Dicen que 2024 ya es historia, pero la otra historia, como siempre, habla de los que nunca cuentan en ninguna parte. El año ha terminado con 10.457 cadáveres en el Mediterráneo, en el año más mortal, especialmente en la ruta mortal hacia Canarias. La cola necrófila sigue. Pero no verán ningún tuit de Elon Musk al respecto, sino todo lo contrario –y es en esa indiferencia banal y radical donde se explotan varios odios que tanto cotizan salvajemente al alza últimamente–. Y hay más colas de bancarrota democrática, claro, que aceleran una creciente desesperación social frente a unos servicios públicos demasiado a menudo en el umbral del colapso. Para operaciones médicas, para la plaza escolar del hijo, para la oferta de empleo, para el piso de protección oficial, para la recogida de alimentos, para la soledad no deseada, para el soporte en salud mental. La cola como metáfora, le espera como patrón. Mientras, subirán la luz y las vergonzosas ganancias de las eléctricas y algunas han impedido que el impuesto a las eléctricas continúe. Y mientras tanto la banca tiene ya garantizados 23.656 millones en beneficios de enero a septiembre de 2024, un 20% más que el año anterior.

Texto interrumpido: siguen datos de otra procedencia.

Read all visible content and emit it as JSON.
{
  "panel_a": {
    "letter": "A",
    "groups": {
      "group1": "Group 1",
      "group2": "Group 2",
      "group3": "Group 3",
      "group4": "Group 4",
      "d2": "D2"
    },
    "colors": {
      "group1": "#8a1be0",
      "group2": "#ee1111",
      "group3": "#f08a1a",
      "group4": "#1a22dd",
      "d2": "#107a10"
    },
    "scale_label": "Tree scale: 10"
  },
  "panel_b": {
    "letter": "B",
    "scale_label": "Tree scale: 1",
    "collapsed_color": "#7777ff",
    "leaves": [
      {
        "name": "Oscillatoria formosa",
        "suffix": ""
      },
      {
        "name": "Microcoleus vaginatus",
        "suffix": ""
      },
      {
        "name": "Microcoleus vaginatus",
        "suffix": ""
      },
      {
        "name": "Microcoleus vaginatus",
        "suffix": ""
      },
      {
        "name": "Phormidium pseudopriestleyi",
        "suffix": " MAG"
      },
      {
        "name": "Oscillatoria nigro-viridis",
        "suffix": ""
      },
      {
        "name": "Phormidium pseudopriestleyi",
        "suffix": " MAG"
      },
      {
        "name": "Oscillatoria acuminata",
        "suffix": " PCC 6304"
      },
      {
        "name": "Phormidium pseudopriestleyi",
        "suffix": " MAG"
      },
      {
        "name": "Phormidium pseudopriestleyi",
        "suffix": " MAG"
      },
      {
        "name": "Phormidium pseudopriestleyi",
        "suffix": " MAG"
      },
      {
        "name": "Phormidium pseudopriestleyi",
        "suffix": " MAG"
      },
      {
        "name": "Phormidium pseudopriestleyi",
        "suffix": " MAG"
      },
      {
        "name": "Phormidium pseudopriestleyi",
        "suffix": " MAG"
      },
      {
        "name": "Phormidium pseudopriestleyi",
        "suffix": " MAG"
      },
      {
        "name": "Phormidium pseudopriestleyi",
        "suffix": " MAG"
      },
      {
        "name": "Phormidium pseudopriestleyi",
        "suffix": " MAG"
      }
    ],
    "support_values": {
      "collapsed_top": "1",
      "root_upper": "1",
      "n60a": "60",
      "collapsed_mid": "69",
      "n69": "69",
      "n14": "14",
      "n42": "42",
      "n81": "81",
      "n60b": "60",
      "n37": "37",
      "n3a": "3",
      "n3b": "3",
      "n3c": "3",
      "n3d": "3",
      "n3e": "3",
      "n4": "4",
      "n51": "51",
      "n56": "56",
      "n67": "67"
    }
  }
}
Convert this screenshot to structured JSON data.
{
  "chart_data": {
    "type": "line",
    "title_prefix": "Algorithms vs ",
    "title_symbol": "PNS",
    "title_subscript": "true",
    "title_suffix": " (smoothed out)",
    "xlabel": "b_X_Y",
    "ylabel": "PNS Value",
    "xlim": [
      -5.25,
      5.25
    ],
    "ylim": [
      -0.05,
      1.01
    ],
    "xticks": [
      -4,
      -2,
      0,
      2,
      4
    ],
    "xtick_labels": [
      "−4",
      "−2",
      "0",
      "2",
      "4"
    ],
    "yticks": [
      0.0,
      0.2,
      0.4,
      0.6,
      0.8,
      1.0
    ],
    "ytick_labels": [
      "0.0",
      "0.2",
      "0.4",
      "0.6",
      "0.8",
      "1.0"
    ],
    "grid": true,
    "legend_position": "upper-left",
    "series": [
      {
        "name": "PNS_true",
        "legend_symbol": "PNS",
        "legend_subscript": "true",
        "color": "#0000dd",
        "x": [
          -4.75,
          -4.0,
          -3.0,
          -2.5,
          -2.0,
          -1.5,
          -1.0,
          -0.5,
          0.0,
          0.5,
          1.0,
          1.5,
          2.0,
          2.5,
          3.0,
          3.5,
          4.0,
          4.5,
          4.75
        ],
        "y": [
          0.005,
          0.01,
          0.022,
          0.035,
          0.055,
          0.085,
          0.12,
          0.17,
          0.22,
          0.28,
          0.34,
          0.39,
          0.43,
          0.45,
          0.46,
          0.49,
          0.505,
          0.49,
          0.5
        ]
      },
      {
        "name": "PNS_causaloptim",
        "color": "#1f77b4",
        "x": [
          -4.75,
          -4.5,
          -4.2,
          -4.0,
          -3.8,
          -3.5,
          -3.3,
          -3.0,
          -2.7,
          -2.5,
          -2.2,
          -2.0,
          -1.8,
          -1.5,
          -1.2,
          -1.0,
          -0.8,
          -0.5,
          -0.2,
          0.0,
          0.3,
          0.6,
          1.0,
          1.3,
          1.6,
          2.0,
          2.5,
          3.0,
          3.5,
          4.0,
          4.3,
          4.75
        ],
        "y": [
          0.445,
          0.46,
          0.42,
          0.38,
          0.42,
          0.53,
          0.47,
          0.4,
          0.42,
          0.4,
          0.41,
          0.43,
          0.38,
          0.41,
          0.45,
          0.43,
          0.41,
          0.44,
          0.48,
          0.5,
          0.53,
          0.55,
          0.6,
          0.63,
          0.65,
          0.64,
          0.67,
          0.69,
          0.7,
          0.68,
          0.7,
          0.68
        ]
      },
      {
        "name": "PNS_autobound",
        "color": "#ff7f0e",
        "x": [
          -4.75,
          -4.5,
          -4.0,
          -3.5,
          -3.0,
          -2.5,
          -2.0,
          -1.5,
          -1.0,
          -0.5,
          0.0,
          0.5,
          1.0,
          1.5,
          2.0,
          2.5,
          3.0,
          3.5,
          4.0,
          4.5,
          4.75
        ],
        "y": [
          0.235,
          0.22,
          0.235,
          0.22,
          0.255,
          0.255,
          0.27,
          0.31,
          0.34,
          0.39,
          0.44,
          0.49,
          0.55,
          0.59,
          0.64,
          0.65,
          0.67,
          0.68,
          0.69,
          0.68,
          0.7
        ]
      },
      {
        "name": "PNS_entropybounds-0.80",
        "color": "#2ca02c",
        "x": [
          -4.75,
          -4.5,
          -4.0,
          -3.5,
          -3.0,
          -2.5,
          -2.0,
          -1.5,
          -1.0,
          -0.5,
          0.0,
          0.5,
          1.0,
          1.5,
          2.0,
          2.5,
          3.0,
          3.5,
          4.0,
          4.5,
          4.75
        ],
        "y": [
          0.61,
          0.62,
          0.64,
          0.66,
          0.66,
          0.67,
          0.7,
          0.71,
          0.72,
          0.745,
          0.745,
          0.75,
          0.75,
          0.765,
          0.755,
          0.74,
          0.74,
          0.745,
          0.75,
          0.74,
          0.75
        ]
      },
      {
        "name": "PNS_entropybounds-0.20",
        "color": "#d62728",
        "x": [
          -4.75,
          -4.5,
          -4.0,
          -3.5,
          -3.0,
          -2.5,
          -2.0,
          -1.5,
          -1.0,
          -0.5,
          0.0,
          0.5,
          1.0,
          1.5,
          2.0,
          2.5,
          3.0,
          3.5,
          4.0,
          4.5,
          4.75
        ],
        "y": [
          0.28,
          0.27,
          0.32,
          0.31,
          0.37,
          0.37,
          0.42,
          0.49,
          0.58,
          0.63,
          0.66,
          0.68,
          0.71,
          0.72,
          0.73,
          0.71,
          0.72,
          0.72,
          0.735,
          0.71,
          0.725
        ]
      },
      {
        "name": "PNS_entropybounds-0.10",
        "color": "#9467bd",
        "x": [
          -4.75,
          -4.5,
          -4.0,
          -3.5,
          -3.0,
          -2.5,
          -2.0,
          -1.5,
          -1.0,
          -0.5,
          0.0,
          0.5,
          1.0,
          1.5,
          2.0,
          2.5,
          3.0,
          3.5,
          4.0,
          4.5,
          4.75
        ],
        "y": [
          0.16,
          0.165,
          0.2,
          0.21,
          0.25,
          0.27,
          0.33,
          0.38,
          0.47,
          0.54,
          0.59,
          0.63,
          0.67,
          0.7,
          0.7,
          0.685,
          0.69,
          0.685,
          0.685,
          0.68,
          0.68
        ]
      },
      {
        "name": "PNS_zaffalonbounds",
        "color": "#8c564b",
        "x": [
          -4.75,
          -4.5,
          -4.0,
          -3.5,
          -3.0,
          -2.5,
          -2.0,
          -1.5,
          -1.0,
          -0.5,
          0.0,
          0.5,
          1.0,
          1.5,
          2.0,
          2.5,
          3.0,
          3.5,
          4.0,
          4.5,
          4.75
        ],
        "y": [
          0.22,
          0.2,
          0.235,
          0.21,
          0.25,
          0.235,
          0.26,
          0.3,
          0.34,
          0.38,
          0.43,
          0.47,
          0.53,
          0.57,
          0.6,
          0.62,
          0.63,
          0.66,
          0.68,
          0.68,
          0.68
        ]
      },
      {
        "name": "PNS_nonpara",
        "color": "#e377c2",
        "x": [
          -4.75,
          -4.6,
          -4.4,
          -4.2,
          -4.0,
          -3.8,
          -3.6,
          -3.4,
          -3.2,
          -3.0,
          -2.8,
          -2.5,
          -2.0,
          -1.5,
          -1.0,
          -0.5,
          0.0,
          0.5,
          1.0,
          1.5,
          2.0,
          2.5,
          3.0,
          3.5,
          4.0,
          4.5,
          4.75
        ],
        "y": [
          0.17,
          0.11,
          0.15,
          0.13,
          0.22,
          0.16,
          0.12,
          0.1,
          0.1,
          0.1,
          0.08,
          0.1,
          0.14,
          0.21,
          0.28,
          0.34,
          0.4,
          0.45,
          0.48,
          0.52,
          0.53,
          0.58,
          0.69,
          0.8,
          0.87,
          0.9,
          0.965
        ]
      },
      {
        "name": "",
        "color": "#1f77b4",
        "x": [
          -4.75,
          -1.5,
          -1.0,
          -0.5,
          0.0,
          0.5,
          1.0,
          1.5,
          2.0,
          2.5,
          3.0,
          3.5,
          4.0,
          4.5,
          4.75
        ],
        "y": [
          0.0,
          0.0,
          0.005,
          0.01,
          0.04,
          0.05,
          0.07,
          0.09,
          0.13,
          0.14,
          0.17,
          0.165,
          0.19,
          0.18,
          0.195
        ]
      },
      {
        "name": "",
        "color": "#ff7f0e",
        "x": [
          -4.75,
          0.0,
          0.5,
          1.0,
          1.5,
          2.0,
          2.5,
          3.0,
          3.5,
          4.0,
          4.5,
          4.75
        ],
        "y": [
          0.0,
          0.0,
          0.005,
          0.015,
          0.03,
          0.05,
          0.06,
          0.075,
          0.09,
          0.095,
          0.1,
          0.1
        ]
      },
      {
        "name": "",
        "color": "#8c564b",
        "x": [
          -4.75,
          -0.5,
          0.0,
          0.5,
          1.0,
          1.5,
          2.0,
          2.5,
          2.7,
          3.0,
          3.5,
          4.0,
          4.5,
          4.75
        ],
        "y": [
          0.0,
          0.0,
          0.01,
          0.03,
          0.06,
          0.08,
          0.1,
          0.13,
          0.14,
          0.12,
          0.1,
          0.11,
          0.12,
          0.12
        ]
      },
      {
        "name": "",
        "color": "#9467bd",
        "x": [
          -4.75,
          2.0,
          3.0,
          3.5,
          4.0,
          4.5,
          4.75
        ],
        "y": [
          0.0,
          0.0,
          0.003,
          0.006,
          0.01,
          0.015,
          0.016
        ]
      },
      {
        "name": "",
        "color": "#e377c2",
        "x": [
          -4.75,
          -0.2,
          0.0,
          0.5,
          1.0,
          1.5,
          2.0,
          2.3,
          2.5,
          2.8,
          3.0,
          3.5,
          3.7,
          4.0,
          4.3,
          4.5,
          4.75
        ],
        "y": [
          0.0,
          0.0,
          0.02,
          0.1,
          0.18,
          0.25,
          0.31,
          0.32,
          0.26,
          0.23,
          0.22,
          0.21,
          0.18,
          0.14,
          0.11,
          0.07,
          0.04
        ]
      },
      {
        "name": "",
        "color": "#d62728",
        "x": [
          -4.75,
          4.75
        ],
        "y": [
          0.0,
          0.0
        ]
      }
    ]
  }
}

Cola de colas, tantas colas de espera frente a las colas de ganancias de siempre, ahora que termina Navidad y arranca un enero siempre empinado, de negocio redondo sólo para unos pocos, uno siempre piensa qué podemos acabar perdiendo este año –qué dejaremos perder – o, por el contrario, qué sabremos no estropear o qué meta sabremos alcanzar. Podríamos dejarnos arrastrar por un tiralíneas determinista casi fatalista que ya nos dice cómo caray acabará. Pero no. No somos un tiralíneas y también podemos desobedecer a la inercia. Los días navideños caseros tienen la virtud de encontrarte con periódicos antiguos. Casualidad, me encuentro uno de hace dos años en los que un reconocido conservador gerundense, probablemente tan nervioso, abrumado y asustado como los miles de jóvenes que llenaban las calles el pasado noviembre reclamando el derecho a techo, sostenía lo siguiente: que atravesemos con determinación las sombras que se avecinan. Llega la frugalidad, habrá que hacer sacrificios. procuramos que sea transformador. Hay que transformar los sacrificios en esperanza desinteresada. Desde entonces, las sombras que temía no han parado de crecer. 2025, sí, ya ha empezado en la hoja del calendario. A ver cómo acaba –es decir, cómo hacemos que acabe–. Mientras, en el compás de espera de cada cola, pasen, si pueden y vuelan, por el Poliorama. A ver El congreso no marche no de la compañía La Calòrica, siempre inmensa, en una alegoría hiperrealista de quienes en las altas esferas todavía creen vivir en un mundo que ya no existe. Corolario: si tenemos que dar rodeo –que ya lo estamos haciendo hace tiempo–, que sea tan corta como sepamos y lo más indolora posible. Porque evitar el sufrimiento evitable siempre será una conquista democrática, universal y colectiva.